You: “I’m looking for a market-standard package for this role and my skills. If you can share the band you’ve budgeted, I can usually fit into it, and I stay flexible when the overall role and growth are strong. If you’d like a number from me — based on my research and my current package, a range of fourteen to eighteen lakhs feels fair for this level.”

This does three things: it signals reasonableness, it invites their number first, and it still gives a concrete range so you don’t look evasive.

Follow-up: “Why that much? We can’t offer that.”

This is a negotiation move, not a rejection. Stay relaxed.

HR: “That’s a bit high for us — why are you asking for that much?”

You: “I understand. That range came from market data for this role and my experience, but for me the overall package and growth matter more than any single figure. If the role is strong — and it looks like it is — I’m confident we can land on a number that’s fair for both of us. I’m not rigid.”
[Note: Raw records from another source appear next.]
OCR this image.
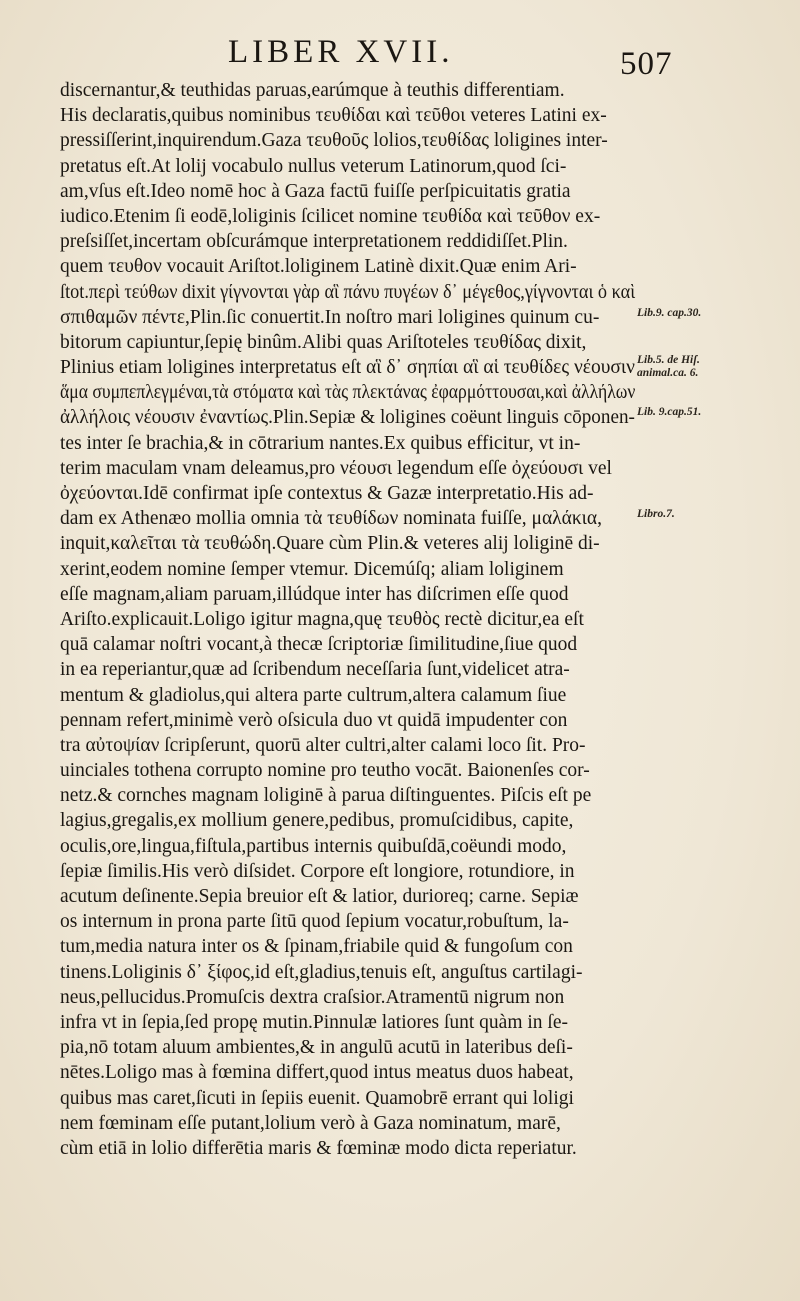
LIBER XVII.	507
discernantur,& teuthidas paruas,earúmque à teuthis differentiam.
His declaratis,quibus nominibus τευθίδαι καὶ τεῦθοι veteres Latini ex-
pressiſſerint,inquirendum.Gaza τευθοῦς lolios,τευθίδας loligines inter-
pretatus eſt.At lolij vocabulo nullus veterum Latinorum,quod ſci-
am,vſus eſt.Ideo nomē hoc à Gaza factū fuiſſe perſpicuitatis gratia
iudico.Etenim ſi eodē,loliginis ſcilicet nomine τευθίδα καὶ τεῦθον ex-
preſsiſſet,incertam obſcurámque interpretationem reddidiſſet.Plin.
quem τευθον vocauit Ariſtot.loliginem Latinè dixit.Quæ enim Ari-
ſtot.περὶ τεύθων dixit γίγνονται γὰρ αἳ πάνυ πυγέων δ᾽ μέγεθος,γίγνονται ὁ καὶ
σπιθαμῶν πέντε,Plin.ſic conuertit.In noſtro mari loligines quinum cu-
bitorum capiuntur,ſepię binûm.Alibi quas Ariſtoteles τευθίδας dixit,
Plinius etiam loligines interpretatus eſt αἳ δ᾽ σηπίαι αἳ αἱ τευθίδες νέουσιν
ἅμα συμπεπλεγμέναι,τὰ στόματα καὶ τὰς πλεκτάνας ἐφαρμόττουσαι,καὶ ἀλλήλων
ἀλλήλοις νέουσιν ἐναντίως.Plin.Sepiæ & loligines coëunt linguis cōponen-
tes inter ſe brachia,& in cōtrarium nantes.Ex quibus efficitur, vt in-
terim maculam vnam deleamus,pro νέουσι legendum eſſe ὀχεύουσι vel
ὀχεύονται.Idē confirmat ipſe contextus & Gazæ interpretatio.His ad-
dam ex Athenæo mollia omnia τὰ τευθίδων nominata fuiſſe, μαλάκια,
inquit,καλεῖται τὰ τευθώδη.Quare cùm Plin.& veteres alij loliginē di-
xerint,eodem nomine ſemper vtemur. Dicemúſq; aliam loliginem
eſſe magnam,aliam paruam,illúdque inter has diſcrimen eſſe quod
Ariſto.explicauit.Loligo igitur magna,quę τευθὸς rectè dicitur,ea eſt
quā calamar noſtri vocant,à thecæ ſcriptoriæ ſimilitudine,ſiue quod
in ea reperiantur,quæ ad ſcribendum neceſſaria ſunt,videlicet atra-
mentum & gladiolus,qui altera parte cultrum,altera calamum ſiue
pennam refert,minimè verò oſsicula duo vt quidā impudenter con
tra αὐτοψίαν ſcripſerunt, quorū alter cultri,alter calami loco ſit. Pro-
uinciales tothena corrupto nomine pro teutho vocāt. Baionenſes cor-
netz.& cornches magnam loliginē à parua diſtinguentes. Piſcis eſt pe
lagius,gregalis,ex mollium genere,pedibus, promuſcidibus, capite,
oculis,ore,lingua,fiſtula,partibus internis quibuſdā,coëundi modo,
ſepiæ ſimilis.His verò diſsidet. Corpore eſt longiore, rotundiore, in
acutum deſinente.Sepia breuior eſt & latior, durioreq; carne. Sepiæ
os internum in prona parte ſitū quod ſepium vocatur,robuſtum, la-
tum,media natura inter os & ſpinam,friabile quid & fungoſum con
tinens.Loliginis δ᾽ ξίφος,id eſt,gladius,tenuis eſt, anguſtus cartilagi-
neus,pellucidus.Promuſcis dextra craſsior.Atramentū nigrum non
infra vt in ſepia,ſed propę mutin.Pinnulæ latiores ſunt quàm in ſe-
pia,nō totam aluum ambientes,& in angulū acutū in lateribus deſi-
nētes.Loligo mas à fœmina differt,quod intus meatus duos habeat,
quibus mas caret,ſicuti in ſepiis euenit. Quamobrē errant qui loligi
nem fœminam eſſe putant,lolium verò à Gaza nominatum, marē,
cùm etiā in lolio differētia maris & fœminæ modo dicta reperiatur.
Lib.9. cap.30.
Lib.5. de Hiſ.
animal.ca. 6.
Lib. 9.cap.51.
Libro.7.
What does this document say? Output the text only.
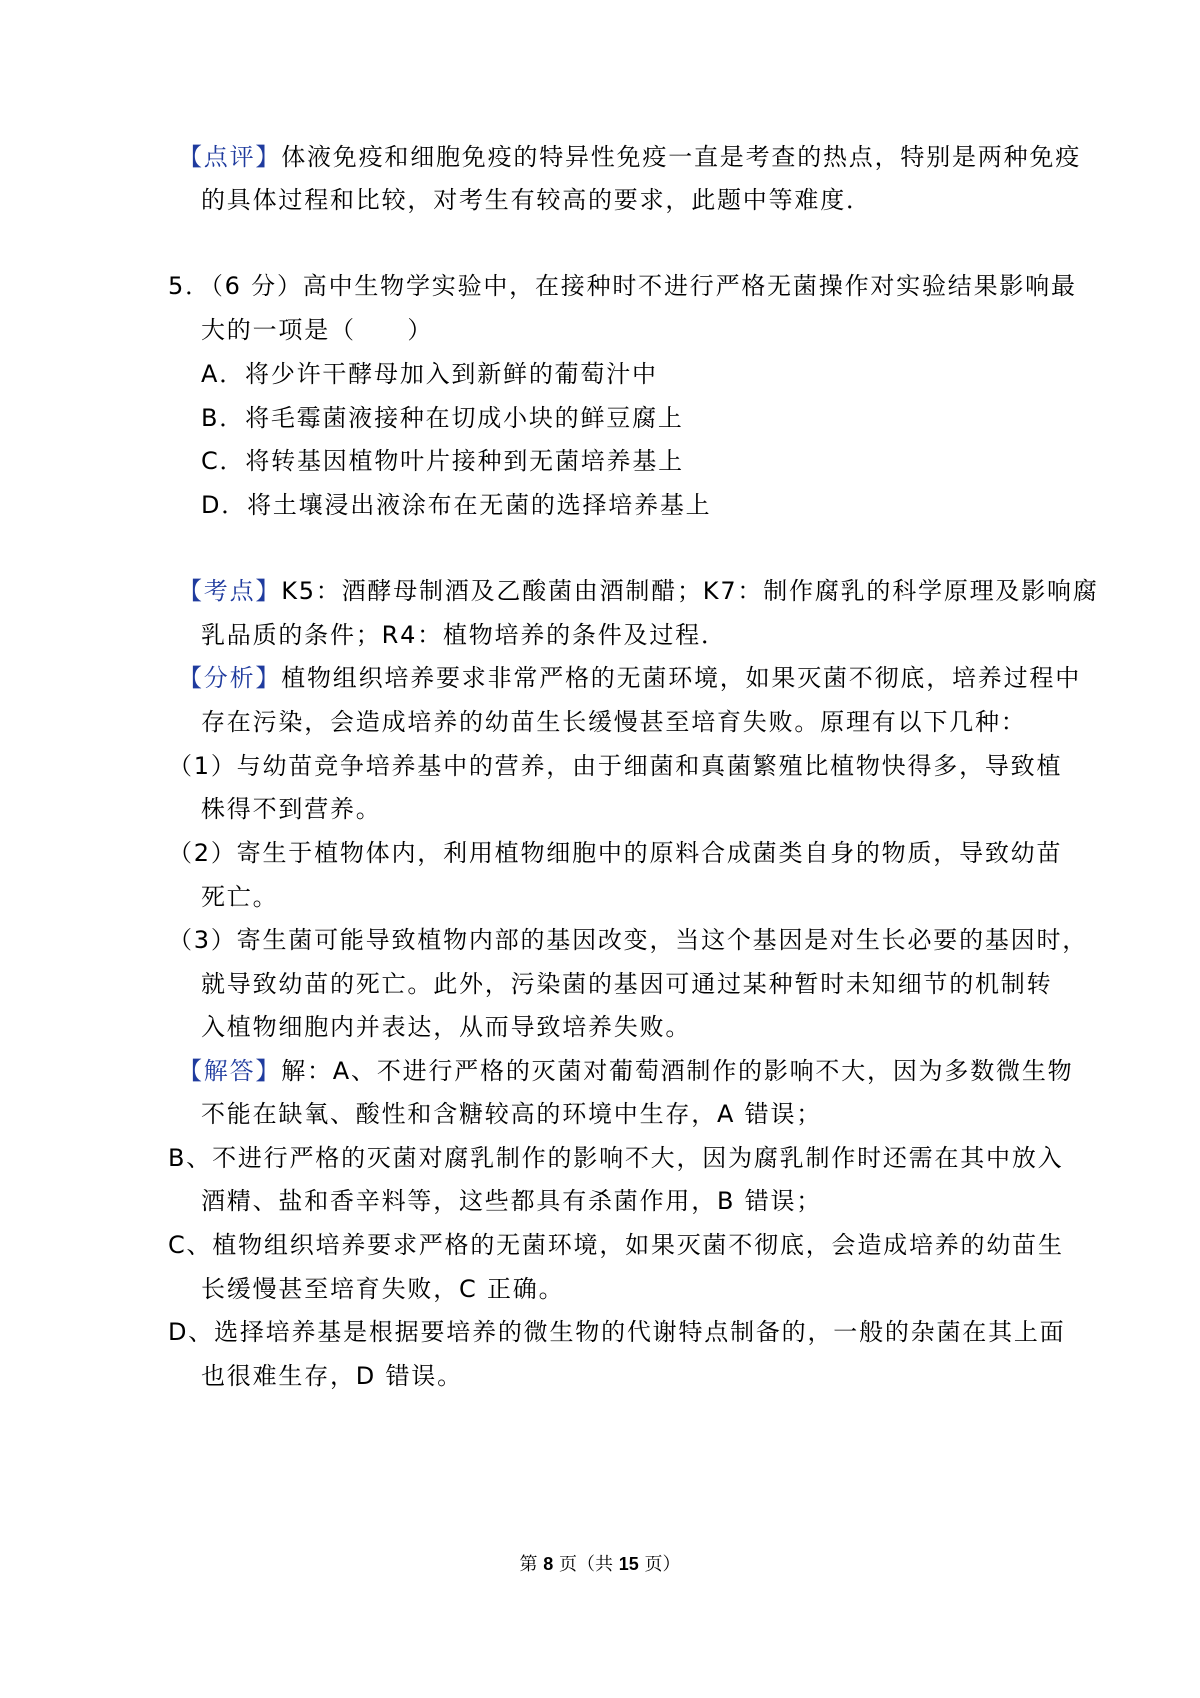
【点评】体液免疫和细胞免疫的特异性免疫一直是考查的热点，特别是两种免疫
的具体过程和比较，对考生有较高的要求，此题中等难度．
5．（6 分）高中生物学实验中，在接种时不进行严格无菌操作对实验结果影响最
大的一项是（　　）
A．将少许干酵母加入到新鲜的葡萄汁中
B．将毛霉菌液接种在切成小块的鲜豆腐上
C．将转基因植物叶片接种到无菌培养基上
D．将土壤浸出液涂布在无菌的选择培养基上
【考点】K5：酒酵母制酒及乙酸菌由酒制醋；K7：制作腐乳的科学原理及影响腐
乳品质的条件；R4：植物培养的条件及过程．
【分析】植物组织培养要求非常严格的无菌环境，如果灭菌不彻底，培养过程中
存在污染，会造成培养的幼苗生长缓慢甚至培育失败。原理有以下几种：
（1）与幼苗竞争培养基中的营养，由于细菌和真菌繁殖比植物快得多，导致植
株得不到营养。
（2）寄生于植物体内，利用植物细胞中的原料合成菌类自身的物质，导致幼苗
死亡。
（3）寄生菌可能导致植物内部的基因改变，当这个基因是对生长必要的基因时，
就导致幼苗的死亡。此外，污染菌的基因可通过某种暂时未知细节的机制转
入植物细胞内并表达，从而导致培养失败。
【解答】解：A、不进行严格的灭菌对葡萄酒制作的影响不大，因为多数微生物
不能在缺氧、酸性和含糖较高的环境中生存，A 错误；
B、不进行严格的灭菌对腐乳制作的影响不大，因为腐乳制作时还需在其中放入
酒精、盐和香辛料等，这些都具有杀菌作用，B 错误；
C、植物组织培养要求严格的无菌环境，如果灭菌不彻底，会造成培养的幼苗生
长缓慢甚至培育失败，C 正确。
D、选择培养基是根据要培养的微生物的代谢特点制备的，一般的杂菌在其上面
也很难生存，D 错误。
第 8 页（共 15 页）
You’ve defended the range with data, then shown flexibility. That combination keeps you credible without seeming greedy or pushover.

Tie it to your timing and offers

Salary rarely comes up alone. It usually sits alongside “Notice period and other offers”, and how you handle those affects your leverage. If you mention you’re being selective rather than desperate, your salary range carries more weight. Keep the whole HR round consistent: confident, honest, never grasping.

Tips & mistakes to avoid

  • ✅ Walk in with a researched range for your city and experience.
  • ✅ Invite their band first — “if you can share the range, I can fit into it.”
  • ✅ Pair your number with genuine flexibility on the right role.
  • ❌ “Whatever you offer is fine” — you’ll be lowballed and look unsure.
  • ❌ A single rigid figure with no give — it can end the conversation early.
  • ❌ Naming money as your only motivation — keep it one factor among several.
  • ❌ Sounding offended at a low counter — treat it as a negotiation, not an insult.